Until the Civil War, a huge amount of US capital was backed by the slave standard.
And no one talks about what happened when the plug was pulled on that capital, and who managed to cover their asses and how.
Sounds like an instructive story.
Worth a dive. Got a reference?
I don’t know enough about anything to know when you’re right, but when I see your name, I always read your comments. Been reading BB since almost their first day online.
Please don’t feel too bad about it. There is a lot of deceptive stuff on YouTube, and we all find ourselves roped in once in a while.
You’re doing great, and I am really glad to see you here in the comments as well. I’m looking forward to all kinds of dialogue with you and everyone!
Welcome to BoingBoing, comrade! (sincere)
Happy to be part of the crew/family.
You guys have all been very welcoming!
Thank you so much.
I’m just happy to be contributing. I’ve loved BB for a while. I’ve been amongst you guys for years, but I’ve never made any noise. It’s great to see that you’re all so positive and kind. It means a lot.
Huh, I wish. I never knew about slavery capitalism until I bumped into the Panic of 1837, with mortgages, and those bundled into bond issues.
Some notes:
- The Panic of 1837 showed that slavery capitalism was massive.
- And yet there is no mention of this.
- The Confederate Act of Sequestration, Aug. 30, 1861.
- Confiscating mortgage payments to Northern investors.
- Never mentioned.

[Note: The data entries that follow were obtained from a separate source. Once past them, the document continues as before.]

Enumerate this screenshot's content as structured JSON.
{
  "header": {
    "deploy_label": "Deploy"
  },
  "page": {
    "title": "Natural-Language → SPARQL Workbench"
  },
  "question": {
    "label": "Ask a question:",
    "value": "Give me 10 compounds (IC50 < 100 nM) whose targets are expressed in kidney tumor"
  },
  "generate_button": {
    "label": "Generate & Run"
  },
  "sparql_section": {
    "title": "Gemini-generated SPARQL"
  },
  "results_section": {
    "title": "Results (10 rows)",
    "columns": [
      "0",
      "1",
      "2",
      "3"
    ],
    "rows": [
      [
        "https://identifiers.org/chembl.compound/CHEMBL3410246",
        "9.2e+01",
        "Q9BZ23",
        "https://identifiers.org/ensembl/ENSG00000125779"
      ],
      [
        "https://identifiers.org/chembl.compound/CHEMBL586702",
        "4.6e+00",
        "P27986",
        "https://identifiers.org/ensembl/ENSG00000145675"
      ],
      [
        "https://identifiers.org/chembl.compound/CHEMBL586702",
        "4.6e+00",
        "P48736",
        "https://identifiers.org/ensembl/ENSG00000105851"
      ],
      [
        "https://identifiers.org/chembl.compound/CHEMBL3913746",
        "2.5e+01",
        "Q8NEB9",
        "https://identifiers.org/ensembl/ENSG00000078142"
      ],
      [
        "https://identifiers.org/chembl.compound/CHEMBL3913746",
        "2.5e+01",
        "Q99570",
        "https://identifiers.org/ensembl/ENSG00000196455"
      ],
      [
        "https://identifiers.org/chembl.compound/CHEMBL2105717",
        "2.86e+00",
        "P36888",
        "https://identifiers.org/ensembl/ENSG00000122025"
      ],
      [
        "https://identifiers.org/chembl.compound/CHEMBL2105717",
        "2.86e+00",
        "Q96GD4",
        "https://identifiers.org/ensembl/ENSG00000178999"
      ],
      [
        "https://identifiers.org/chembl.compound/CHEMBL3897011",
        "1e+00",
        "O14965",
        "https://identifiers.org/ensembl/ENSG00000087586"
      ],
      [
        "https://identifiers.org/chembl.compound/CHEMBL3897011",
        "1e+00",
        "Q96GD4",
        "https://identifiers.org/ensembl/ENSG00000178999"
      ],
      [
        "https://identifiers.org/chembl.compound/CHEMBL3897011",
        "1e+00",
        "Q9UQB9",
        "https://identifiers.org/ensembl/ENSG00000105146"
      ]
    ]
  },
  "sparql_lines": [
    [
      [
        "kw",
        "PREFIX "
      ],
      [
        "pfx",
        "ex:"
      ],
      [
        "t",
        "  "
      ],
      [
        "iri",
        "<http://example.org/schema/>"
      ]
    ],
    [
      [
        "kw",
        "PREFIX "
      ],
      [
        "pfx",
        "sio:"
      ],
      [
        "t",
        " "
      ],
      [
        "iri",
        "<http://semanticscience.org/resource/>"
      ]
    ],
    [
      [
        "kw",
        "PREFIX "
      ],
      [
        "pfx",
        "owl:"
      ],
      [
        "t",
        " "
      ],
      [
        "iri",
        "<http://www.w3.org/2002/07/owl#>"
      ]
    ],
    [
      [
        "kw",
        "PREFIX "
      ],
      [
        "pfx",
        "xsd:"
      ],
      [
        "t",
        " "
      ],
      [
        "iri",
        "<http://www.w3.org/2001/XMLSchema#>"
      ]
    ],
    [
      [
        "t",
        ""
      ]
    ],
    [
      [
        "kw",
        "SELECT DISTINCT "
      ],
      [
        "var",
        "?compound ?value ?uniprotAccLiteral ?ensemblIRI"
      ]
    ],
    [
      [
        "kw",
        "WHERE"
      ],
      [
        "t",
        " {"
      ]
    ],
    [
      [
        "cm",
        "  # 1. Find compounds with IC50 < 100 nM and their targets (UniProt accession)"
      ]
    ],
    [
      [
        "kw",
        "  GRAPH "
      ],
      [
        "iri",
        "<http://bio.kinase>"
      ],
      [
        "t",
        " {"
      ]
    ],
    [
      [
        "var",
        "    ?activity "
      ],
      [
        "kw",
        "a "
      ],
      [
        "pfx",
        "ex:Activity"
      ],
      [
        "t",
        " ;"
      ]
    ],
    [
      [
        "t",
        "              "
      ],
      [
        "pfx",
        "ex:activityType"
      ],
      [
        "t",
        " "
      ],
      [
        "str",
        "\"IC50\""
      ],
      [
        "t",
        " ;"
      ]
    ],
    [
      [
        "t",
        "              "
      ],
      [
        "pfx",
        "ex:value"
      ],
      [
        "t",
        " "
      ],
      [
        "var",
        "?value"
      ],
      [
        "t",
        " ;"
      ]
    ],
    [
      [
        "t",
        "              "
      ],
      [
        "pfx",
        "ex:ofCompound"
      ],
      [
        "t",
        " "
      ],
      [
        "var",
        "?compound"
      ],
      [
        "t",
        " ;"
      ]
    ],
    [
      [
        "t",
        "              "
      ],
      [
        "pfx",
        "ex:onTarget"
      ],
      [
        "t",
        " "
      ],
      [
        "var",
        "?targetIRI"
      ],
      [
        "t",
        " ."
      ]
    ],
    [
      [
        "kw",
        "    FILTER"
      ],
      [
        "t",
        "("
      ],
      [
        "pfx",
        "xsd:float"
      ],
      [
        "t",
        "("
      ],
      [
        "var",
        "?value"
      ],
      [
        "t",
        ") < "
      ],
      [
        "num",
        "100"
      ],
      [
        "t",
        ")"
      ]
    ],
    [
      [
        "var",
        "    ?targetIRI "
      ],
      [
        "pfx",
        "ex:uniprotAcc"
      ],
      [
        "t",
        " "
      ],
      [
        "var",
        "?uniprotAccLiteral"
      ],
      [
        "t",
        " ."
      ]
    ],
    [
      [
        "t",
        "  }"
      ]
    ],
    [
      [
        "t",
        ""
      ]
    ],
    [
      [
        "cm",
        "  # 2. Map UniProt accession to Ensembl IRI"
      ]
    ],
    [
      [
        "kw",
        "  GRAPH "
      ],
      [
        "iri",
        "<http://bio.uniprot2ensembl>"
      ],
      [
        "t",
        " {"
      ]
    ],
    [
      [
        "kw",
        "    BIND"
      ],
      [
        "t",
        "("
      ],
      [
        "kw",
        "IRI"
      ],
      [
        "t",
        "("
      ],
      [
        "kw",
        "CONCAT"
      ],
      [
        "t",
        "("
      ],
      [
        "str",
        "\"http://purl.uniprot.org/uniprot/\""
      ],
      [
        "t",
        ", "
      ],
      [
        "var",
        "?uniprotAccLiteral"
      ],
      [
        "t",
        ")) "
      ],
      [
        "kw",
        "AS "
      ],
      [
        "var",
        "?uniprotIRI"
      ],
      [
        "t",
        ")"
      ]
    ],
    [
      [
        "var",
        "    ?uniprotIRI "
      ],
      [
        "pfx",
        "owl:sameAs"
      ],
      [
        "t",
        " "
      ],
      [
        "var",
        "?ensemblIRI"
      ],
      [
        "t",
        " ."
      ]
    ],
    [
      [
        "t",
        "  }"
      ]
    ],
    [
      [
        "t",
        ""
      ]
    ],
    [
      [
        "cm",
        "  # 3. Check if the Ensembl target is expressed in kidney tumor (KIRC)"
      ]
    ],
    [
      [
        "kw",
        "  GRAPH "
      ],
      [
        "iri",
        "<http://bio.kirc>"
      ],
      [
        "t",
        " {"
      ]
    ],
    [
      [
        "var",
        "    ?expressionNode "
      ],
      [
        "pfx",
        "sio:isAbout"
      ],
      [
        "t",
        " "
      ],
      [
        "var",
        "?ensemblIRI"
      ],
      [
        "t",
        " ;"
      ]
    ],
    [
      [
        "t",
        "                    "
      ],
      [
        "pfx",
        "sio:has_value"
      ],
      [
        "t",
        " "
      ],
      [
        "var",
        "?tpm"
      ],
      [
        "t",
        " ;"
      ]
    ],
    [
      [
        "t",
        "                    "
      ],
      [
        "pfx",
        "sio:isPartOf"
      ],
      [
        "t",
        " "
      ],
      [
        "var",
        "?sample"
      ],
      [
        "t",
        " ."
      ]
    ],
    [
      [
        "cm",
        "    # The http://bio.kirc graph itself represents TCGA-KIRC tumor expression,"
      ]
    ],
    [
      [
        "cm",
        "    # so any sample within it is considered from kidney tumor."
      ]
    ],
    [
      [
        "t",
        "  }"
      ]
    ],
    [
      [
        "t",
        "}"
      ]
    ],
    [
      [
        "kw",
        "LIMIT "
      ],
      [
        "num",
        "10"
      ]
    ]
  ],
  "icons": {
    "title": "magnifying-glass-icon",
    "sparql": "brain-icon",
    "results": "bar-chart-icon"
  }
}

Corruption in the Confederacy
- Quick Note on Slavery, Finance, Minsky, and the Panic of 1837
- This Yacht Trafficked Enslaved Africans Long After the Slave Trade Was Abolished
- When Slaveowners Got Reparations
- Toxic Debt, Liar Loans, and Securitized Human Beings: The Panic of 1837 and the fate of slavery
- Insurance Policies on Slaves: New York Life’s Complicated Past - The New York Times
Number | Total | Today $32.89 | Notes | |
---|---|---|---|---|
Slave mortgages | 250,000 | 250,000 | Ballpark number, probably undershooting | |
Price per person | $750 | $187,500,000 | $6,166,875,000 | |
Fractional Reserve Banking | 5% | $3,750,000,000 | $123,337,500,000 |
(250K is too low, it could be 10 times that for all I know.)
Without any discussion of slavery capitalism, it’s like half the pages of the history of the Civil War are missing.
- The Panic of 1837 destroyed southern financial centers like New Orleans.
- How deep in hock were those palatial mansions?
- When the southern states discussed succession, was the discussion really “what benefit do we get as part of the Union?” or was it “Damn, I am so tired of having to make those Yankee mortgage payments!”
- Succession wouldn’t have freed them from dependence on northern financial centers, so what was their Plan B, a military victory and squeeze the north until the pips squeak?
- Did the Emancipation Proclamation have to wait until 1863, because first the Confederacy had to repudiate northern debt, and then Wall Street needed a year and a half to weather the shock?
- After the war, did those uncollectable mortgages suddenly become collectable again, and did debt collectors buy those mortgages pennies on the dollar, head south, and demand repayment at the head of Federal troops? (No good guys in a fight over slavery money.)
I could go on and on, with many questions, but I have to get back to Django Python.
Came to make a point I’ve made before:
And welcome @dnealy!
I was hoping for a video that explained the well-known de-coupling that occurred in the early 1970s.
This was not that video. I’m not positive, but I believe that the technical term for videos like this is “a pile of horseshit.”
I agree. This is a batshit conspiracy nonsense at best, at worst this is weaponized propaganda to blame the gold standard changes instead of some very specific pro-wealth and pro-corporate policy choices made over the last 50 years. Inflation hurts careful savers and helps debtors, and encourages investment in assets. It hurts some people and helps others. Simple as that.
So, so the dollar is a fiat currency, but Bitcoin isn’t.
or, stated differently:
- The Dollar is a fiat currency.
- Bitcoin isn’t.
- ???
- PROFIT!!! And all the problems of Humanity disappear!!!